AoC 2021 Day 22: Cubinator

Source: Reactor Reboot

Part 1: Given a series of 3D cubes that either turn ON all or turn OFF all points in their region, calculate how many points in the region (-50..50,-50..50,-50..50) are ON at the end.

Wow. This one took me literal days of work to get working for some reason. I actually got to writing unit tests, which is saying something. :D And then after I had one aha moment (changing from cube to edge focussed, see later), it worked basically immediately. Oh data structure choices.

The basic idea I had all along was to make a Cube object that would have all of the operators I need: a & b to intersect two cubes, a | b (or a + b) to union/add them, and a - b to subtract one cube from another (each of which will return a list of cubes that make up the result). Then I could:

Start with an empty list of cubes
For each cube
- If ON:
  - Create a sublist of just [cube]
  - For each current cube, remove it from every element in the sublist
  - The result is just the new cubes to turn ON, add them to the main list
- If OFF:
  - For each current cube, remove the new cube from it (generating 0, 1, or many subcubes)

This will be the final list. Let’s make that class!

@dataclass(frozen=True, order=True)
class Point:
    x: int
    y: int
    z: int


@dataclass(frozen=True)
class Cube:
    min: Point
    max: Point

    def __repr__(self):
        return f'Cube({len(self)})@[{self.min.x}..{self.max.x}, {self.min.y}..{self.max.y}, {self.min.z}..{self.max.z}]'

    def __len__(self) -> int:
        return (
            (self.max.x - self.min.x)
            * (self.max.y - self.min.y)
            * (self.max.z - self.min.z)
        )

These are just the basic methods, print them out and return the ‘size’ of a cube. One major change I did (entirely too late in the process) was to change from a face-centered system, to an edge centered-system. In that, the original OldCube(1)@(10..10, 10..10, 10..10) would be a 1x1 cube including just the point <10, 10, 10>, but I changed that so that would be represented by OldCube(1)@(10..11, 10..11, 10..11). The upper bounds are not inclusive. That made the math loads easier.

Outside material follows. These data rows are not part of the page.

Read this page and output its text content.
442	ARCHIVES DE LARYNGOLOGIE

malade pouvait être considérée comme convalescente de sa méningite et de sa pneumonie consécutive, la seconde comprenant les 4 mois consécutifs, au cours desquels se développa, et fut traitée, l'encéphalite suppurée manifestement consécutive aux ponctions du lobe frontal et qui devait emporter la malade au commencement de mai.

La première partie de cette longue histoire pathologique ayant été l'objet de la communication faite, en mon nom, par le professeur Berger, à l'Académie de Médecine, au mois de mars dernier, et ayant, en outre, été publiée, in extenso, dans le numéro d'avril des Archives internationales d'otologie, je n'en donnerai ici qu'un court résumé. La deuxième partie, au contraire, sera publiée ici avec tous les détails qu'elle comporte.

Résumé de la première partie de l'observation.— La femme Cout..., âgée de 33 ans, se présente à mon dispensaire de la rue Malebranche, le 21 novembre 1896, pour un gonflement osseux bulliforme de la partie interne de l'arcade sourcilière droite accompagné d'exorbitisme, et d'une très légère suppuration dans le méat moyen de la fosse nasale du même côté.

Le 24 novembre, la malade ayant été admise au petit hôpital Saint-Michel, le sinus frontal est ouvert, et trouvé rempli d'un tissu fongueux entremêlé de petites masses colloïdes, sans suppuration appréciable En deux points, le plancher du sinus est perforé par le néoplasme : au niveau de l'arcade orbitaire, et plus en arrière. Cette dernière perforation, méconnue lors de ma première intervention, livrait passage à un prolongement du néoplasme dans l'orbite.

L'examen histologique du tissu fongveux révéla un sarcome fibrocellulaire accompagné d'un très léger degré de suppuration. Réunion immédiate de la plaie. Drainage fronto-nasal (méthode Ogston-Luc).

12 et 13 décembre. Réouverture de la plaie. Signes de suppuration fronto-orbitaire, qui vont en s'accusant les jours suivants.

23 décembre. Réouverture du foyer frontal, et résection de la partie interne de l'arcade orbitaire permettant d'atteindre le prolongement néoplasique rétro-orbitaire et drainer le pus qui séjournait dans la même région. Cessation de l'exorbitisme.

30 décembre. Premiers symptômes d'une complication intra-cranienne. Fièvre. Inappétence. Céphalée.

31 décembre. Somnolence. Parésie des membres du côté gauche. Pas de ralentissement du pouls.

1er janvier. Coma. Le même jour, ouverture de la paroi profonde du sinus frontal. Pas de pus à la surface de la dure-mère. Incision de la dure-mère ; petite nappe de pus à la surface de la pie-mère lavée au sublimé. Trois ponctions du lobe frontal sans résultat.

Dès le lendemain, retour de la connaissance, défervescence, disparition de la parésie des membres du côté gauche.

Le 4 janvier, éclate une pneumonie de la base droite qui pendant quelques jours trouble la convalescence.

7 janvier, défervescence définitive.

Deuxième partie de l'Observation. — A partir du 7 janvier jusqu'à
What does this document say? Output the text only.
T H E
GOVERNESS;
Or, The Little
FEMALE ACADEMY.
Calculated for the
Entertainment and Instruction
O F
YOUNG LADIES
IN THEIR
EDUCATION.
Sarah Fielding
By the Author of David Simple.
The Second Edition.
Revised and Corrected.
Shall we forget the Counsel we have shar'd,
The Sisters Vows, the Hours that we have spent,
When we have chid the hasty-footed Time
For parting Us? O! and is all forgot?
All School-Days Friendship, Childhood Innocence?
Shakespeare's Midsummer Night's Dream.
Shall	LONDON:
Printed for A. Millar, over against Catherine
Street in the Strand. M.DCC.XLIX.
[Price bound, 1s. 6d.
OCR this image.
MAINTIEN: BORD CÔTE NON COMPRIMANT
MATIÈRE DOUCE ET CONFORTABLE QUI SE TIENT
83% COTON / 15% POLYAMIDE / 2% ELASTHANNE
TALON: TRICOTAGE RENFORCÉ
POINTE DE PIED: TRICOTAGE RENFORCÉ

Okay, let’s work through the Cube methods (they’d all be in one class):

class Cube:
    def __iter__(self) -> Generator[Point, None, None]:
        for x in range(self.min.x, self.max.x):
            for y in range(self.min.y, self.max.y):
                for z in range(self.min.z, self.max.z):
                    yield Point(x, y, z)

I didn’t actually end up using this, but it can be used to actually get all of the cubes in a point. So if you wanted to directly solve the problem, you could with this!

class Cube
    def __contains__(self, other: Union[Point, 'Cube']) -> bool:
        '''Is the cube/point other entirely contained in self.'''

        if isinstance(other, Point):
            return (
                self.min.x <= other.x <= self.max.x
                and self.min.y <= other.y <= self.max.y
                and self.min.z <= other.z <= self.max.z
            )
        elif isinstance(other, Cube):
            return other.min in self and other.max in self

Next, implement p: Point in c: Cube and c1: Cube in c2: Cube. This is used to special case many of the later methods.

class Cube
    def overlaps(self, other: 'Cube') -> bool:
        '''
        Does the cube overlap with self at all?
        
        Note: This includes if the cubes are just touching since edges are inclusive.
        '''

        return (
            self.min in other
            or self.max in other
            or other.min in other
            or other.max in other
            or self in other
            or other in self
        )

The flip side of in: do they overlap at all. This could be just touching, but also any number of other cases (partial overlap, to a superset of in).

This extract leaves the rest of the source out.